Last updated: Mar. 19 2018 2 min read
Unwanted dogs and other pets are often times carelessly tossed on the side of the road where they are expected to pick up their instincts to live in the wild and survive. But it does not work that way. Those dogs that are abandoned in the woods are destined for a slow, painful death, usually by starvation.
Few can hunt well enough to support themselves and those that do usually can only catch some neighboring farmer’s chickens. Half-starved strays often form packs, but this usually means that for self-preservation they will only cause more destruction by bringing down larger stock, such as deer, sheep, and calves.
There has always been a question of how dangerous these wild packs of dogs are to humans. The Humane Society of the United States in Washington, D. C. attributes only two deaths to children from dog packs in the Philadelphia area, but cases of maulings and maimings have occurred much more often.
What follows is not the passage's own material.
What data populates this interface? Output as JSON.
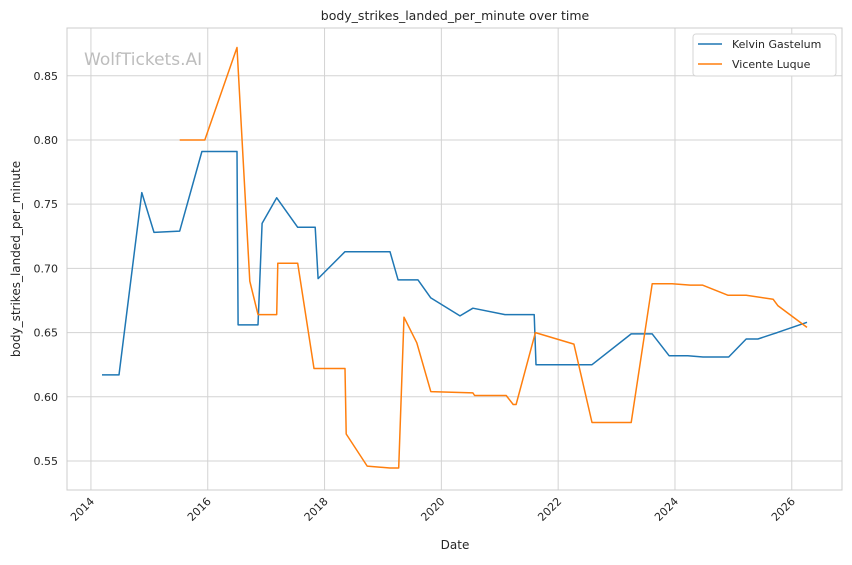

A five-year-old boy in South New Jersey had his left ear and part of his left leg bitten off by a savage pack of wild dogs early last year. Interbreeding and roaming the area for years, according to residents of the northern city where the incident happened, these starving wild dogs became desperate enough to try to kill and devour a small child.
Almost succeeding, they and approximately twenty-five others were hunted down and killed or captured. Found also was a litter of puppies, ‘cute as could be’, who paid the price with their lives for the actions of their wild parents and some past human who deserted one or two dogs, to begin with.
Dogs left on our city streets to fend for themselves are just as bad off.
Owners thinking to give them a chance to survive rather than taking them to an animal shelter where there is a possibility of a happy home, leave their dogs to face garbage-bred disease, poison, starvation, highway death, and even mutilation by sadists. The stoning of dogs and cats by children in most cities is a daily occurrence, which usually produces painful injuries rather than death.
Several years ago In Philadelphia, four school children on their way to class were bitten by stray dogs, as was a policeman who went to their rescue. The dogs were rounded up by police and sent to the SPCA for rabies tests and observations. Starved and homeless, little provocation was needed for them to attack, and where there was a possibility of adoption if they had been taken immediately to a shelter, now there was no hope, no second chance.